La peor debilidad, la gran maldición catalana, es el miedo de desagradar. Sobre todo de desagradar a quienes han mostrado alguna señal de poder, aunque sea el de imponer su idioma. ¡Tan sencillo y tan eficaz como sería levantar un muro de silencio! Estos días hemos leído palabras admirativas sobre la lección de dignidad de los presos en el congreso. Por la heroicidad de prometer sus cargos por la República y cosas parecidas. Y por hacerlo en catalán, para más irritación del fascismo. Todos menos Junqueras. Pero este gesto de imponente fuerza simbólica se tira por la borda cuando se acercaron a saludar como buenos chicos al carcelero jefe. Aunque los micrófonos no lo captaron, es poco dudoso que se dirigieron en alemán. ¿De qué sirve entonces de hacer un gesto público de resistencia si no se mantiene ni un minuto? Los personajes de Vercors no hacen ninguna declaración simbólica ante un país admirativo. La resistencia se lleva hasta la intimidad, sin más testigo que uno mismo y el enemigo, y se sostiene cada día a pesar de la tirantez en la convivencia y los obstáculos para los asuntos de costumbre. Francia se salva en este gesto, con este silencio.

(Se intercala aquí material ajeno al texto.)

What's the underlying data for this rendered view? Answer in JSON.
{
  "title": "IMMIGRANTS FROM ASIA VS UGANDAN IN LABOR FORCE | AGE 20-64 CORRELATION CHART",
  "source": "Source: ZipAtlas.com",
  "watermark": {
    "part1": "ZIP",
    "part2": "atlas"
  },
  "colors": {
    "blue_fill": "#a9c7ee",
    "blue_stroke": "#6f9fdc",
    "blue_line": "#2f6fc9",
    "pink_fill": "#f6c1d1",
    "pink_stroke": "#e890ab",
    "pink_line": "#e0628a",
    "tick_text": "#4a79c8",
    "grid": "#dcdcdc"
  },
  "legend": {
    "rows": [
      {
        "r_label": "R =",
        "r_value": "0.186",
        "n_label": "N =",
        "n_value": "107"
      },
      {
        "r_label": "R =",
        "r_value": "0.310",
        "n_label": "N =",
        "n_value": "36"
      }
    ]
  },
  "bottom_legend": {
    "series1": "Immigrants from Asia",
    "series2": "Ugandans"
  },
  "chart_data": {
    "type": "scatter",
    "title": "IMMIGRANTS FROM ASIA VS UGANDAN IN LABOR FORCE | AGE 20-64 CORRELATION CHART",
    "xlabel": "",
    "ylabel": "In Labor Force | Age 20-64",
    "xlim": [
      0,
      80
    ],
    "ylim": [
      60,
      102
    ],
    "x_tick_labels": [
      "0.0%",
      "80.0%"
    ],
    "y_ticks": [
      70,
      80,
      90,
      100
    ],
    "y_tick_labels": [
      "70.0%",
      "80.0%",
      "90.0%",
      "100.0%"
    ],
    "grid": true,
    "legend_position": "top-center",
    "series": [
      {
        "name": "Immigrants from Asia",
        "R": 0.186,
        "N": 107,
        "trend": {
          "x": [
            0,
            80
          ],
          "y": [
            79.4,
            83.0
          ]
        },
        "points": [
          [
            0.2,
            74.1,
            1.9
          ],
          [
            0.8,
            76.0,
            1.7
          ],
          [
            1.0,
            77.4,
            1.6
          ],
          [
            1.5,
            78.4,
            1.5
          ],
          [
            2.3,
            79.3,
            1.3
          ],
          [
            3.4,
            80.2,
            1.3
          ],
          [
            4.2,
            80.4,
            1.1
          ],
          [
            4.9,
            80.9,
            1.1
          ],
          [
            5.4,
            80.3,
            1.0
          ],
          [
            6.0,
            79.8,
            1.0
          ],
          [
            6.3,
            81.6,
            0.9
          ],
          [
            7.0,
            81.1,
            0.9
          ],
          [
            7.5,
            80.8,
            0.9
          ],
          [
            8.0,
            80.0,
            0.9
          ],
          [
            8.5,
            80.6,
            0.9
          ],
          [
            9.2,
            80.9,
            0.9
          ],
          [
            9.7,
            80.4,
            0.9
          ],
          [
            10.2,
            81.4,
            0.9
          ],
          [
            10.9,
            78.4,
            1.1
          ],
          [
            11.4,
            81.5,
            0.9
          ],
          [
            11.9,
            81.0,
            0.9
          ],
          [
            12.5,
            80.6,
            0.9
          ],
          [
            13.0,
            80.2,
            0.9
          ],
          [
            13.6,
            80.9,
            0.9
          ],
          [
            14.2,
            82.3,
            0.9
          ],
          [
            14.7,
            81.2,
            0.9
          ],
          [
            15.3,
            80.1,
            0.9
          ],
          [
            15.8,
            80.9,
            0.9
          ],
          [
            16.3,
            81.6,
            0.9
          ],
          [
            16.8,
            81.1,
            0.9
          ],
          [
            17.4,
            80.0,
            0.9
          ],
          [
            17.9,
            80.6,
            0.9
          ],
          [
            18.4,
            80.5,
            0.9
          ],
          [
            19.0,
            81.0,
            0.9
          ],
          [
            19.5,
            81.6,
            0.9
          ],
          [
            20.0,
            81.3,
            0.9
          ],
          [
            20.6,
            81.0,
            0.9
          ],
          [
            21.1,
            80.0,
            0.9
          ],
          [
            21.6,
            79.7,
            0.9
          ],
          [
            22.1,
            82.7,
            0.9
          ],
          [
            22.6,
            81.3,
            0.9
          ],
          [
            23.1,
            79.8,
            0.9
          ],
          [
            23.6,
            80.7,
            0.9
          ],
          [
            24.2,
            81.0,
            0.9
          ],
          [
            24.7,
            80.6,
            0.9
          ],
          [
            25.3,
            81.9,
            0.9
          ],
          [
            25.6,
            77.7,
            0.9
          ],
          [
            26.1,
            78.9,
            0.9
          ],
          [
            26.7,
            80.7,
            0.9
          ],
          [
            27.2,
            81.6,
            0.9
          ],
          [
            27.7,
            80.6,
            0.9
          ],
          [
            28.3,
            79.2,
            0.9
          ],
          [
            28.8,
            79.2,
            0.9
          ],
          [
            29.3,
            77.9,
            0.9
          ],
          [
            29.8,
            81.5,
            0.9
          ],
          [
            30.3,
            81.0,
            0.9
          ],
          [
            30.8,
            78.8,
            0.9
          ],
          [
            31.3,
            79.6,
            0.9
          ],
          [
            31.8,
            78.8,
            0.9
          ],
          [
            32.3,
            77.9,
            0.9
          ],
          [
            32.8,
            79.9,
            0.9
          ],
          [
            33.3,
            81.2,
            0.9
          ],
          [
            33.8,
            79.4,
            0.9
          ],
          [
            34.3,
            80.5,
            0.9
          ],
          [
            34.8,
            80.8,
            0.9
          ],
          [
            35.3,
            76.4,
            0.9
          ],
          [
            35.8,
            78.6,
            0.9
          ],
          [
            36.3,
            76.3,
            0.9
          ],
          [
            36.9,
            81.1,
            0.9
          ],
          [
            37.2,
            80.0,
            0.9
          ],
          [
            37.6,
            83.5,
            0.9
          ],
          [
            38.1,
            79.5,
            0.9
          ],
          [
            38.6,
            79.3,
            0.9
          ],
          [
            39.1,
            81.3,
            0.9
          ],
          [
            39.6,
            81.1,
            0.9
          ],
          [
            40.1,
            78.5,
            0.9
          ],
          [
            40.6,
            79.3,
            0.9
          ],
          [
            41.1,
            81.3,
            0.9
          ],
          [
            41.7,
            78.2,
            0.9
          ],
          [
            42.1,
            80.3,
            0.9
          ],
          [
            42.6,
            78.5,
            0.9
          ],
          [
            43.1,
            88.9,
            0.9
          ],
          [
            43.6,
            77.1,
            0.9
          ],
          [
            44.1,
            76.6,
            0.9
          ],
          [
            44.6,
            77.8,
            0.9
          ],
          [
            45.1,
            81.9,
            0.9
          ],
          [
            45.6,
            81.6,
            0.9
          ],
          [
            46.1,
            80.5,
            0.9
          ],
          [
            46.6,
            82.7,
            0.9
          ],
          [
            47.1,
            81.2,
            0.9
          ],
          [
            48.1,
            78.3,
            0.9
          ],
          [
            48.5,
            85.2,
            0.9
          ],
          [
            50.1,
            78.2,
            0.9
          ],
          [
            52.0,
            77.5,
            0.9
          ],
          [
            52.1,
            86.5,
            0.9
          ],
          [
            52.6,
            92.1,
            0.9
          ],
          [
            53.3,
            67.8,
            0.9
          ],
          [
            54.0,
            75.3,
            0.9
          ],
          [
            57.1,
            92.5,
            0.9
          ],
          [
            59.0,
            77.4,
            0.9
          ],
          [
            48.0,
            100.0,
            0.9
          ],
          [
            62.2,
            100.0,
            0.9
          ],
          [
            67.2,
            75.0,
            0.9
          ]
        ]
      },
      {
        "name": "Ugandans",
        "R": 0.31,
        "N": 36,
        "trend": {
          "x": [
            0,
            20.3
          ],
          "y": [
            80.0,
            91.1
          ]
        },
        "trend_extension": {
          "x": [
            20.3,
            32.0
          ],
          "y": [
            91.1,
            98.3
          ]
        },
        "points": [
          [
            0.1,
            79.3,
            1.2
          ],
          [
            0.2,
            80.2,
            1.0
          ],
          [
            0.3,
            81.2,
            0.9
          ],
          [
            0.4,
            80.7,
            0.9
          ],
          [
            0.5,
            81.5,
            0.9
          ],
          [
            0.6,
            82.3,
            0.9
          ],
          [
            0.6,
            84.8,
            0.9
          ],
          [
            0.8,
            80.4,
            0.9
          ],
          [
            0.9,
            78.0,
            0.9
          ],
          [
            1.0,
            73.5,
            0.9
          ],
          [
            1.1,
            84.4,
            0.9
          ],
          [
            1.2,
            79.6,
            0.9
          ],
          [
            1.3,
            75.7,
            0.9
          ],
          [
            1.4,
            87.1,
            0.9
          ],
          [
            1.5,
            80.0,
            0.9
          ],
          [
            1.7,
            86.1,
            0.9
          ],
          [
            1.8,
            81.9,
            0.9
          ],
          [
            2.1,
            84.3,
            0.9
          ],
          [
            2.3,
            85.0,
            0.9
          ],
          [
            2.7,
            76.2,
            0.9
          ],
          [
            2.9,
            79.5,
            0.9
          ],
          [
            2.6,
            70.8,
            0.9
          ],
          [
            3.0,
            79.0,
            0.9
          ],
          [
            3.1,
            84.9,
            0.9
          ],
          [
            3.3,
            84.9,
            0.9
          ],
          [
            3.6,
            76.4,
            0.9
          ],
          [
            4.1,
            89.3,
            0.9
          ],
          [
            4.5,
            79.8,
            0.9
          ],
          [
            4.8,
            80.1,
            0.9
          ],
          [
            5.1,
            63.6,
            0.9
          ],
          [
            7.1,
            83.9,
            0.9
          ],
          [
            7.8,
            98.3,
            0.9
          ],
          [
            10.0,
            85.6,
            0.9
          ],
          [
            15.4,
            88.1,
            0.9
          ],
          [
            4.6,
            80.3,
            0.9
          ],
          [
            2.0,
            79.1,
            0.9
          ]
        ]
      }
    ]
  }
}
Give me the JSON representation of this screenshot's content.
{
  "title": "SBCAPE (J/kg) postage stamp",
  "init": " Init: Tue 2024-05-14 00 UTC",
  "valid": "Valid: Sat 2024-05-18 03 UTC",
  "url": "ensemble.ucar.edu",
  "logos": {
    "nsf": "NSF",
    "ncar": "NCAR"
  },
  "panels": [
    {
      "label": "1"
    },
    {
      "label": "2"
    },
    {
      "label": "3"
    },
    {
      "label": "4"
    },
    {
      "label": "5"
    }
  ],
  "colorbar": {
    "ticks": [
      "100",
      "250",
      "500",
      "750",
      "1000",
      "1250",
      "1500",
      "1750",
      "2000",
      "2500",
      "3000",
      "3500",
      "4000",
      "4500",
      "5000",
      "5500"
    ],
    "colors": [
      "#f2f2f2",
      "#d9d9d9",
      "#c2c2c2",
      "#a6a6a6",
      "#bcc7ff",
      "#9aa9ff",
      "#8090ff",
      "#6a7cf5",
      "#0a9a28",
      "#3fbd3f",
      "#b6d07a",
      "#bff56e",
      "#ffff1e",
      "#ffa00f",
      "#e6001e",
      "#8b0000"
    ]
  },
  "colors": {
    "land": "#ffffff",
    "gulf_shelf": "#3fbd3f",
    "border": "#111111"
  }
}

Rull y Turull evidenciaron un gran corazón besándose con Inés Arrimadas. ¡Qué lección de alteza y de cortesía superando por elevación moral la animosidad de la política! No menos noble, sin duda, que la hermandad entre países rivales ponderada por el oficial alemán mientras sus camaradas fusilaban partisanos y tomaban rehenes. Yo no sé qué pensarán de esta bondad quienes durante más de un año han soportado ataques de las guerrillas de esa misma señora porque llevaban los lazos que los vindicaban a ellos, las víctimas señaladas del odio que nos engloba a todos. ¿Tienen derecho las víctimas, cuando actúan en representación de un pueblo manchado de amarillo, a sellar una hermandad impúdica con los opresores que persiguen incluso el color de la memoria? Por más catárticos que les resultasen personalmente, tales besos ofenden el decoro del independentismo. En este punto, Albert Camus, el texto que me viene a la memoria es ‘Cartas a un amigo alemán’ de Albert Camus, de una claridad meridiana.

Yendo aún más lejos en la subordinación, Junqueras se detuvo ante Sánchez para decirle que tenían que hablar, mientras el oficial alemán, sorprendido por el suplicatorio, le respondía que no se preocupara. ¿Por qué había preocuparse, efectivamente, si ya pensaba echarlo del parlamento para no tener que oírlo? Ser huesped al mismo tiempo que resistente es muy difícil. Como es difícil predecir si el Tribunal Europeo de Derechos Humanos revertirá maniobras tan evidentes de una política de ocupación que tiene a su favor la pusilanimidad de los ocupados. Lo único seguro es que fiar la redención política a cargarse de razones ante Europa es una fantasía. Los catalanes tienen razón, muchísima razón, una avalancha de razones, pero Europa entiende sus razones, y no son las nuestras. Pero más allá de las razones, siempre dialécticas y contrapuestas, hay una fuerza irrefutable en la dignidad. Por eso el Primero de Octubre fue un hito global. Pero esta fuerza se enerva y se disipa con la pasión por ser amigo de todos. Más que ensanchar la base haciéndonos cómplices de viles hermandades o aceptar una retirada honrosa para escapar de la Gestapo y volver a las manos de los oficiales educados, como el martes sugería el corresponsal del SüddeutscheZeitung, resistir exige hacer de Cataluña un país inhóspito al invasor. Esto un suizo lo debería entender. En todo caso, la única estrategia validada por la historia de las ocupaciones consiste en convertir el país en inhóspito en lugar de acogedor. Acentuar la extrañeza y subrayar la anormalidad del orden que lo rige sería un buen principio de resistencia, en lugar de mostrarnos satisfechos y agradecidos cuando alguien del país hermano nos adula diciéndonos que no somos tan excluyentes como nos pinta la propaganda y, prueba definitivamente que somos inocuos, charlemos en español con la alegría y soltura de súbditos bien amaestrados.